Tipsheet

Sens. Cotton and Loeffler Ask AG Barr to Investigate 'Apparent Racial Segregation' on College Campuses

GOP Senators Tom Cotton (AR) and Kelly Loeffler (GA) wrote to Attorney General Bill Barr asking for a Department of Justice (DOJ) investigation into apparent violations of Title VI of the 1964 Civil Rights Act on college campuses. 

“I write to bring your attention to an alarming trend of apparent racial segregation in schools in the United States,” Cotton and Loeffler wrote. “These cases appear to violate Title VI of the Civil Rights Act of 1964, which prohibits discrimination on the basis of race in federally funded programs or activities. I urge the Department of Justice to investigate these and similar cases as part of our nation’s commitment to equality before the law.”

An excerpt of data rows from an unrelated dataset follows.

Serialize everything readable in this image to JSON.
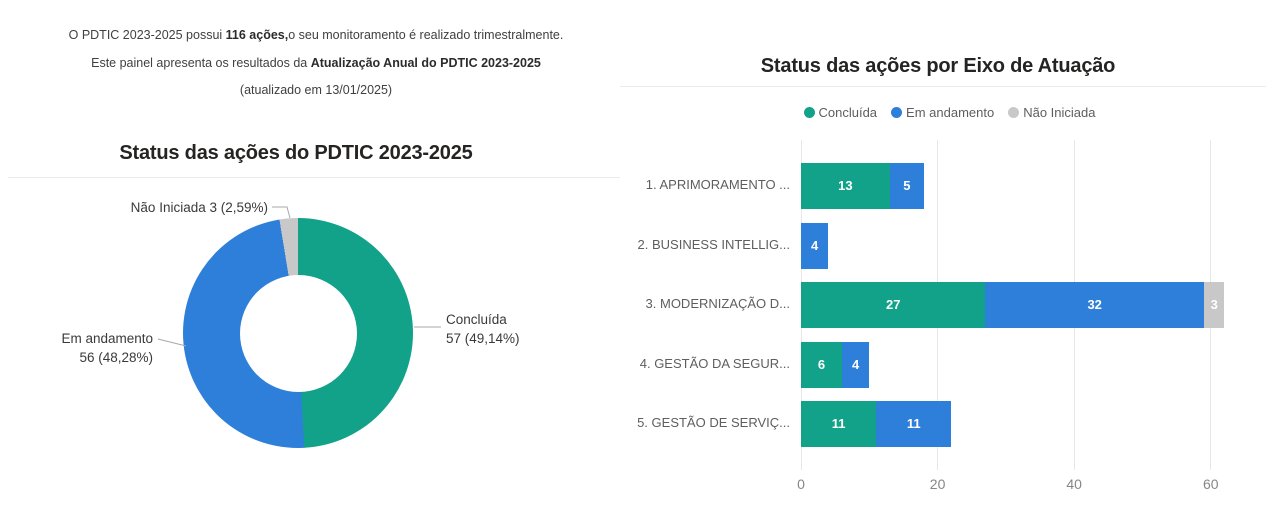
{
  "intro": {
    "lines": [
      [
        {
          "t": "O PDTIC 2023-2025 possui ",
          "b": false
        },
        {
          "t": "116 ações,",
          "b": true
        },
        {
          "t": "o seu monitoramento é realizado trimestralmente.",
          "b": false
        }
      ],
      [
        {
          "t": "Este painel apresenta os resultados da ",
          "b": false
        },
        {
          "t": "Atualização Anual do PDTIC 2023-2025",
          "b": true
        }
      ],
      [
        {
          "t": "(atualizado em 13/01/2025)",
          "b": false
        }
      ]
    ]
  },
  "left_panel": {
    "title": "Status das ações do PDTIC 2023-2025"
  },
  "right_panel": {
    "title": "Status das ações por Eixo de Atuação"
  },
  "donut_labels": {
    "nao_iniciada": "Não Iniciada 3 (2,59%)",
    "em_andamento_line1": "Em andamento",
    "em_andamento_line2": "56 (48,28%)",
    "concluida_line1": "Concluída",
    "concluida_line2": "57 (49,14%)"
  },
  "colors": {
    "concluida": "#12a289",
    "em_andamento": "#2d7fd9",
    "nao_iniciada": "#c8c8c8",
    "gridline": "#e7e7e7",
    "divider": "#ebebeb",
    "title_text": "#252423",
    "muted_text": "#605e5c",
    "axis_text": "#868686",
    "leader_line": "#a8a8a8",
    "value_label": "#ffffff"
  },
  "chart_data": [
    {
      "type": "pie",
      "subtype": "donut",
      "title": "Status das ações do PDTIC 2023-2025",
      "labels": [
        "Concluída",
        "Em andamento",
        "Não Iniciada"
      ],
      "values": [
        57,
        56,
        3
      ],
      "pct_labels": [
        "49,14%",
        "48,28%",
        "2,59%"
      ],
      "colors": [
        "#12a289",
        "#2d7fd9",
        "#c8c8c8"
      ],
      "total": 116,
      "start_angle_deg": 0,
      "direction": "clockwise"
    },
    {
      "type": "bar",
      "orientation": "horizontal",
      "stacked": true,
      "title": "Status das ações por Eixo de Atuação",
      "categories": [
        "1. APRIMORAMENTO ...",
        "2. BUSINESS INTELLIG...",
        "3. MODERNIZAÇÃO D...",
        "4. GESTÃO DA SEGUR...",
        "5. GESTÃO DE SERVIÇ..."
      ],
      "series": [
        {
          "name": "Concluída",
          "color": "#12a289",
          "values": [
            13,
            0,
            27,
            6,
            11
          ]
        },
        {
          "name": "Em andamento",
          "color": "#2d7fd9",
          "values": [
            5,
            4,
            32,
            4,
            11
          ]
        },
        {
          "name": "Não Iniciada",
          "color": "#c8c8c8",
          "values": [
            0,
            0,
            3,
            0,
            0
          ]
        }
      ],
      "x_ticks": [
        0,
        20,
        40,
        60
      ],
      "xlim": [
        0,
        64
      ],
      "grid": true,
      "legend_position": "top"
    }
  ]
}
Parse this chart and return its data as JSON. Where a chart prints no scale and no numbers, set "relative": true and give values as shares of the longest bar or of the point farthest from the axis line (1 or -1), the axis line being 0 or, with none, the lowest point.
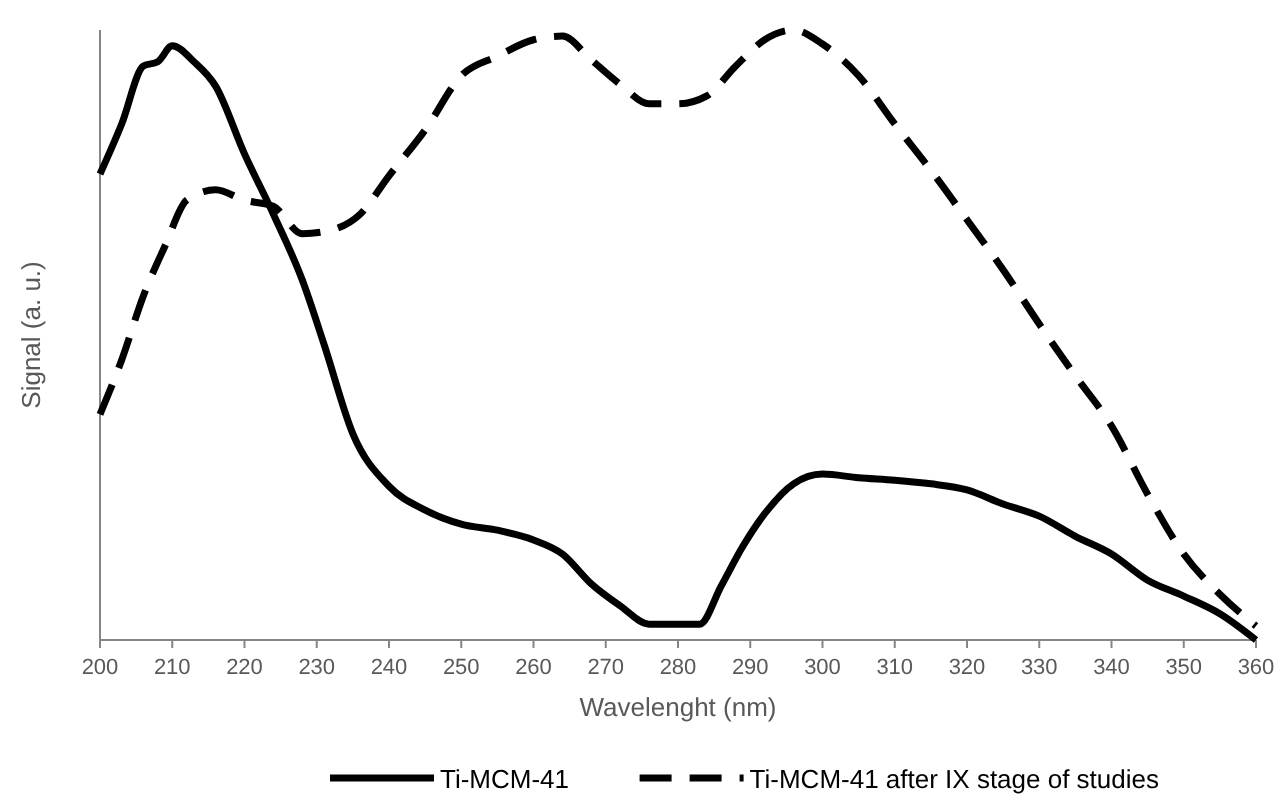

The pair of GOP Senators cited two recent incidents that raise alarms about violations of equality under the law:

“On September 8, the Center for Social Justice and Inclusion at the University of Michigan-Dearborn two virtual 'cafes,' or online discussion groups, that were segregated on the basis of race, with moderators also segregated on the basis of race...the University of Michigan appears to have created 'whites only' and 'non-whites only' events, in a manner reminiscent of the doctrine of racial segregation overturned by Brown v. Board of Education,” they tell AG Barr. “On August 7, the University of Kentucky’s Bias Incident Support Service hosted segregated training sessions for resident assistants, ‘one for RAs who identify as Black, Indigenous, Person of Color and one for RAs who identify as White.’”

Cotton and Loeffler point out that college administrators “rationalize” racial segregation activities “as a tool to further diversity.”